Councillor Stuart Hughes, vice-chair of Vision Zero and Cabinet Member for Highway Management, said:
“Trialling this new technology is extremely welcome and it can provide Police with another useful tool to help make our roads safer. Using your mobile phone while at the wheel is simply not acceptable. It’s a dangerous distraction that slows your reaction times and can result in traffic collisions which could put your life and the lives of others at risk.”
In 2020 a national road safety survey was commissioned by Alison Hernandez, Police and Crime Commissioner for Devon, Cornwall and the Isles of Scilly and then-APCC lead for road safety.
Of the 66,000 people who responded, 55% said they witnessed road traffic offences such as using a mobile phone or not wearing a seatbelt on a daily basis, with 21% saying they witnessed them on a weekly basis.

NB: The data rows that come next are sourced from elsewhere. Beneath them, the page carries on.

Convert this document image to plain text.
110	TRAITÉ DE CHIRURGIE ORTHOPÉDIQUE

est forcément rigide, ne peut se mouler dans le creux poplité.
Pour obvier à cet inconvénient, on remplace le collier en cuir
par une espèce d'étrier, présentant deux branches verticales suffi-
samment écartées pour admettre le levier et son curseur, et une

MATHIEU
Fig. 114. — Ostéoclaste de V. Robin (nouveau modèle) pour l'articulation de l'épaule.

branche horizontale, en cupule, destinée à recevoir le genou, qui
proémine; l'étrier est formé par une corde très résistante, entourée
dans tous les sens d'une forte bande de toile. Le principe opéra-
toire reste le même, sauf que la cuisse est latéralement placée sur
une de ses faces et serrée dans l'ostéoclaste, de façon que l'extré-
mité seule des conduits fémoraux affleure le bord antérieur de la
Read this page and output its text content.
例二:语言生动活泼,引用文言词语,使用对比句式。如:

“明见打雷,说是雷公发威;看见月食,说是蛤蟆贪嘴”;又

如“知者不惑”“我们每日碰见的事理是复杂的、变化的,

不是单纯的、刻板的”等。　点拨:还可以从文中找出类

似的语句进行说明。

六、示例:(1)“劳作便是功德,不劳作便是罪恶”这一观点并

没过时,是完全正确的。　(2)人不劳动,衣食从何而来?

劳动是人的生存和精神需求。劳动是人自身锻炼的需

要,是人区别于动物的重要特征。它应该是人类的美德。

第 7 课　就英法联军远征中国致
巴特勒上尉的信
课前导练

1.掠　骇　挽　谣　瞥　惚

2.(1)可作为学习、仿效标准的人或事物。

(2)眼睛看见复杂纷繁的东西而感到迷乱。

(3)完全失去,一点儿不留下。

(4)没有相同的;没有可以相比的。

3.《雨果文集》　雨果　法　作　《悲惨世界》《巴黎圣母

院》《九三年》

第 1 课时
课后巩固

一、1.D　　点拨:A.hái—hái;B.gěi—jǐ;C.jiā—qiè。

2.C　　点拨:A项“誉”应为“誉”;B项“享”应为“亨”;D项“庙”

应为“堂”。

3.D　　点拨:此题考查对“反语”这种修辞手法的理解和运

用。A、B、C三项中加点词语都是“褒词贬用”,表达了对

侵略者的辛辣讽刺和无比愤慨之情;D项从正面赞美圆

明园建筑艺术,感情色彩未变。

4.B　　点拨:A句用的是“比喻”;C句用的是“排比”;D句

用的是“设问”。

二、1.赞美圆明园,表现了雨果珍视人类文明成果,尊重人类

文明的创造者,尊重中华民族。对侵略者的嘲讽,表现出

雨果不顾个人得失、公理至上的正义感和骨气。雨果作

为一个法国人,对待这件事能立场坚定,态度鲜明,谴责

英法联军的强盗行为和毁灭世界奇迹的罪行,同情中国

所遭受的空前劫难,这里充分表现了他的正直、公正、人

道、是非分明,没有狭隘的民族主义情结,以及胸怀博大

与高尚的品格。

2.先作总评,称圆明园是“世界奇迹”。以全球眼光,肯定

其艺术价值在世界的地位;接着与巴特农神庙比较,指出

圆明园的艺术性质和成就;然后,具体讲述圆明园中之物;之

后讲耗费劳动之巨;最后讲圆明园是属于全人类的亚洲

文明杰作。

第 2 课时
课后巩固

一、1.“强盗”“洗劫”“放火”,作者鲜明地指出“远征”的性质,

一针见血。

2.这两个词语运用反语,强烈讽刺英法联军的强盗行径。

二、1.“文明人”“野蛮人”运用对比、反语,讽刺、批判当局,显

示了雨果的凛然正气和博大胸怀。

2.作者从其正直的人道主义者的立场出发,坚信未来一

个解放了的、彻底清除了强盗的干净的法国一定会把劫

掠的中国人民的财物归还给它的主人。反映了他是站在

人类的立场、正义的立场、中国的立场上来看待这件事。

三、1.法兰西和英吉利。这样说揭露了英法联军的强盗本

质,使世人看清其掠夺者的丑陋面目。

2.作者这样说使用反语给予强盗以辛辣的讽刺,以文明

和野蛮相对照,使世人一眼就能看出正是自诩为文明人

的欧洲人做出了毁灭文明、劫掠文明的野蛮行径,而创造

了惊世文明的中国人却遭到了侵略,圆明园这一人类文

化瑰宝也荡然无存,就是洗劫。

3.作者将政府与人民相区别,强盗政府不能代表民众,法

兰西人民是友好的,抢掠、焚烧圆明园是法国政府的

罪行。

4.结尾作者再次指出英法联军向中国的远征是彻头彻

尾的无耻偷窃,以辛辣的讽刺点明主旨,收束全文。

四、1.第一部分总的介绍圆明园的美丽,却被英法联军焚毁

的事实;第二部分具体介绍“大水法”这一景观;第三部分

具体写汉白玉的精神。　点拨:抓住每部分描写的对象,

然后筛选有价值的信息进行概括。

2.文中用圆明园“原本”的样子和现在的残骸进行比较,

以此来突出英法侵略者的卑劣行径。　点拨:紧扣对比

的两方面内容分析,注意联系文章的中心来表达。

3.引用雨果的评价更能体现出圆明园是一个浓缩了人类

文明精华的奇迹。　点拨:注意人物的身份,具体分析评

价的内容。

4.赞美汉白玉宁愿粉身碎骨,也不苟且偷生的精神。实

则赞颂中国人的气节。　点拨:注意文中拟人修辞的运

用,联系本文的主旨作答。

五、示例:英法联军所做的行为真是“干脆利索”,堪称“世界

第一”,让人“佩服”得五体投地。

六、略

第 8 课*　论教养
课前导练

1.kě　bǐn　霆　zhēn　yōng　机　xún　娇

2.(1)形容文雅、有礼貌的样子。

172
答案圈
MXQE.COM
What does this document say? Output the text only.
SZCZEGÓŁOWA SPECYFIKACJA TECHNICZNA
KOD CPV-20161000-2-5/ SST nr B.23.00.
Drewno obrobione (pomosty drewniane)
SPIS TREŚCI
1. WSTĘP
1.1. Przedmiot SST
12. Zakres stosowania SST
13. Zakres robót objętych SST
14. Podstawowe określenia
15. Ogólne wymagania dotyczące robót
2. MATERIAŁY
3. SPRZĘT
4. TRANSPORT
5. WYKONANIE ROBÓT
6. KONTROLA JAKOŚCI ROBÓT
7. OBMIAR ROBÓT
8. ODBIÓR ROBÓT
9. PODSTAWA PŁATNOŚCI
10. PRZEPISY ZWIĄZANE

Furthermore, 81% of respondents agreed that road traffic offences required more enforcement.
Commissioner Hernandez, who is also chairman of the Vision Zero South West road safety partnership, said: “Road safety is one of four priorities in my Police and Crime Plan. There are too many people being killed or seriously injured on Devon and Cornwall’s roads. We know distracted driving is a common cause of collisions, which is exactly why it is illegal to use a mobile phone while driving.
“By embracing new technology such as the Acusensus system, we have the opportunity to improve compliance with these laws and consequently make our roads safer for everyone.”
Dr Jamie Uff, Technical Director with AECOM, said: “Despite the often-reported dangers of distracted driving and failing to wear seat belts, the numbers of people killed or seriously injured as a result of these behaviours remain high.
“The technology AECOM is deploying makes detection straightforward and is providing valuable insight to the police and policy makers on the current level of road user behaviour. We are really keen to use this equipment to raise awareness and help improve road safety for all.”